Having followed Brad Jones’ work online for years now with his amazing The Cinema Snob video series, where he acts like a stereotypical snob while covering bottom of the barrel trash cinema that I tend to gravitate towards, I’ve seen him include various other people, such as Ed Glaser who created this intriguing and hysterical series. Taking from such infamous serial editor/directors Godfrey Ho, who was famous for telling an actor he would be in a movie, have him perform and then said actor would see his mug in about 12 films spliced in whenever Ho needed a change of scenery. Many filmmakers have done this for years, be it with stock footage, such as Corman doing so many times (like the famous Corman castle shot which was included in dozens of films).
Gordon (Ed Glaser) is a highly trained agent of Interpol (who also happens to be a ninja) who must battle with evil ninja Bruce (Brad Jones) in getting all of the avian ninja warriors.

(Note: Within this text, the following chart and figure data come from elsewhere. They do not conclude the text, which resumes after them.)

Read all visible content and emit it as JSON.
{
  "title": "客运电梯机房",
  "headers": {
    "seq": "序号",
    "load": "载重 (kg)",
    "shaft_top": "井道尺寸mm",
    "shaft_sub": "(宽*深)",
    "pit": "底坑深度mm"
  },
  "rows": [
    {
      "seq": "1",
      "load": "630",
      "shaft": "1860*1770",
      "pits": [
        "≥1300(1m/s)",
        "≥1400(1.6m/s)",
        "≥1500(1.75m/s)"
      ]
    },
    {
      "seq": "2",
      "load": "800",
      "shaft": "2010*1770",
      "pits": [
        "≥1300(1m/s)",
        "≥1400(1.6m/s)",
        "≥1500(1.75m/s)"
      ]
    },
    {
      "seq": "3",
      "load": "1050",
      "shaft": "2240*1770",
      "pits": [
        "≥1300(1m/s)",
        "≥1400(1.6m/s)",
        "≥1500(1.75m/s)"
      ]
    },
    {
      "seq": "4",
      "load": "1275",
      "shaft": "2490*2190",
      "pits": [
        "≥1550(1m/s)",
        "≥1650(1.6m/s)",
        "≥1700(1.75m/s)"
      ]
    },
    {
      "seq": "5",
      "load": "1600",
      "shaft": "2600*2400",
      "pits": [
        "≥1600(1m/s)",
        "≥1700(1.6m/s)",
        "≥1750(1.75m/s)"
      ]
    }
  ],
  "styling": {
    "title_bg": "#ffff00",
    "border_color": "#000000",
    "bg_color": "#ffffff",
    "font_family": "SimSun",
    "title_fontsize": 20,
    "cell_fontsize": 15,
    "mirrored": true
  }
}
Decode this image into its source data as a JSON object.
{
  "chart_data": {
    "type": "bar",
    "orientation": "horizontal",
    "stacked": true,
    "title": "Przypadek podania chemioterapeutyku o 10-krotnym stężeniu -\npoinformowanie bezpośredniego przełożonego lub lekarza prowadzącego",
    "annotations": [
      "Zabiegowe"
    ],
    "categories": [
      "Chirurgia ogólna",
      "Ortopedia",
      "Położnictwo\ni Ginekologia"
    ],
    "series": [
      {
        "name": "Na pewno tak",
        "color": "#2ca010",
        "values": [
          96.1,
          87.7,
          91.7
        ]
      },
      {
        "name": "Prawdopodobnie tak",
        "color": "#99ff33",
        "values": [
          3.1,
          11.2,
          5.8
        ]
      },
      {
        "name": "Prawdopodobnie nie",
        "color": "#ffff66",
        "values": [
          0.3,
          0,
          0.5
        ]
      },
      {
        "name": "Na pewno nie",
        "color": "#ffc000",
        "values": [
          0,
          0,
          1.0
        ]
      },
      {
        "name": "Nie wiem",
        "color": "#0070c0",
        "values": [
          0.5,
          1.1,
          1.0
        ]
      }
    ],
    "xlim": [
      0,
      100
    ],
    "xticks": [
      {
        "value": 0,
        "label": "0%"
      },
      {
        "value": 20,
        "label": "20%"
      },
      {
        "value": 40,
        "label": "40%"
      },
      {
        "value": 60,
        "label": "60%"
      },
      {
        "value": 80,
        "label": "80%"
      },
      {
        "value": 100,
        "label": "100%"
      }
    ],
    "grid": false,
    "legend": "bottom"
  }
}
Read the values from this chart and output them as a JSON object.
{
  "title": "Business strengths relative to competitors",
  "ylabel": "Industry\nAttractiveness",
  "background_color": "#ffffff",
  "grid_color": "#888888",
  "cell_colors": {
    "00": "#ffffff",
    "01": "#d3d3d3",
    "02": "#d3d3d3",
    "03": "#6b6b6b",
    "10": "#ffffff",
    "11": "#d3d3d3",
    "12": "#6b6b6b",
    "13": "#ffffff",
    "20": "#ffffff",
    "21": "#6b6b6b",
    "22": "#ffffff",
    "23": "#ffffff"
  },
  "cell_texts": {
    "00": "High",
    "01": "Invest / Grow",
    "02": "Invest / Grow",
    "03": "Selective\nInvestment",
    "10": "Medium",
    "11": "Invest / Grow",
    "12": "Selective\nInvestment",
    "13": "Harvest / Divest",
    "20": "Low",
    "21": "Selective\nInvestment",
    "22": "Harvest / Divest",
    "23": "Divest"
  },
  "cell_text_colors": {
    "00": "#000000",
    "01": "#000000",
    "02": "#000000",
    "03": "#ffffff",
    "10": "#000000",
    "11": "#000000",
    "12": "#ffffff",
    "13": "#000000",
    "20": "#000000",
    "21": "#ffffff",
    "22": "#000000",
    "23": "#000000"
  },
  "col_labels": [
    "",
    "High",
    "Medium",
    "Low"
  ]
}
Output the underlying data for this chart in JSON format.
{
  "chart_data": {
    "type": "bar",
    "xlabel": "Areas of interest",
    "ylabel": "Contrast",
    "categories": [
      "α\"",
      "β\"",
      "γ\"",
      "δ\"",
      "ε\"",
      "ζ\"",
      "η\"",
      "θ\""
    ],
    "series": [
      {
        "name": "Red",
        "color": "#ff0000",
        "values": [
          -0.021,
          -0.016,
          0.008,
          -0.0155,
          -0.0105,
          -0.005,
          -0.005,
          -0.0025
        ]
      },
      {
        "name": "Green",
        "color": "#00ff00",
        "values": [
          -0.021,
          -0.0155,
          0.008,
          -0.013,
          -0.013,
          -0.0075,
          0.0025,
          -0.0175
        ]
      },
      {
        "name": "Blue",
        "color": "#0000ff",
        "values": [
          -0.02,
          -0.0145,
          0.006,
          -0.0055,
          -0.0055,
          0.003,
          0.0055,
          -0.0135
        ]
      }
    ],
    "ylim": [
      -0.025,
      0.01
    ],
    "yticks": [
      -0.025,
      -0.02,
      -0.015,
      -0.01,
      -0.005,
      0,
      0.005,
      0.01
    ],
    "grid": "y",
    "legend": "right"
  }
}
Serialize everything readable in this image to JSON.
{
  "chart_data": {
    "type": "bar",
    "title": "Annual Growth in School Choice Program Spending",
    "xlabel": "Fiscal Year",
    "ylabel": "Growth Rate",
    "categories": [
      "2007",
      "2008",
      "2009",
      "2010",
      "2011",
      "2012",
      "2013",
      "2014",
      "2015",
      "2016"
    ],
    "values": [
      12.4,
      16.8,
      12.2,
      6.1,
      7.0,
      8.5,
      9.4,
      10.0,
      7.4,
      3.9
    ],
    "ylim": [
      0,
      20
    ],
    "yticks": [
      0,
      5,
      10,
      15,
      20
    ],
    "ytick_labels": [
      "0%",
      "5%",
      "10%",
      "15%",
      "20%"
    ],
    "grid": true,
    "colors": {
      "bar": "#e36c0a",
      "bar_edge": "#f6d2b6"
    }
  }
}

Whoever gets all of these ninja rubber duckies will obtain the ultimate ninja power and rule the world. Throughout the series of short episodes (roughly between 12 to 15 minutes, due to it being a web series before this release), we see Gordon and his lovely wife Mrs. Gordon (Sarah Lewis) who is only there via VHS tapes made of her reacting to Gordon in the present, which is already strange enough. Throw in gladiators, mobsters, Orson Welles strangling someone over a knock knock joke, space exploration, cheese headed ninjas, huge pencil and scissor fights, badly dubbed/synched acting and everyone acting as over the top as possible, and you have more than 2 hours of meta comedic action.
Considering I’ve seen many of these Godfrey Ho butchered films where ninjas would be thrown in (always in uncharacteristic multi-colored uniforms) and having famous stars thrown in (and in this series, Glaser has taken such actors as Brandon Lee, Charles Bronson, Richard Harrison, Ernest Borgnine and even Orson Welles) to further side plots makes for a great journey to take part in. Done for laughs (instead of the usual laziness and greed reasons of yesteryear), Glaser and company have weaved together a wonderfully funny and otherworldly series that begs for repeat viewings to catch every reference you can.
But the question is; “Is Ninja The Mission Force worth your time and money? Well, first off I’d have to say I fell in love with it from the first episode when I viewed them online over at That Guy With the Glasses, so it’s a resounding yes in my opinion, even though you can view them for free online. I’d say check out an episode or two right here, and once you fall in love, you can buy it over at Dark Maze Studios. Not only do you get the complete series, but you get great commentary tracks with creators Ed Glaser and Meagan Rachelle and Glaser again with Brad Jones. You also get the exclusive Christmas special episode of Ninja The Mission Force, a First Look special of interviews with cast and crew and an interview with IFD actor Andy Chworowsky via the DVD-Rom segment, so I’d say it’s well worth your hard earned money.
Now I’m awaiting the sequel series they’ve announced with such anticipation, I’m sporting Gordon’s luxurious 80’s sex symbol mullet until it comes out. What can I say? I’m that much a fan of this series, which took something so bizarre a concept as the 70’s and 80’s boom of stretching out star power as much as possible and making a hilarious series from it. It also becomes fun with a group a friends if you can point out each movie these other scenes are from. Now to get my hands on The Cinema Snob film. Then my life will be complete.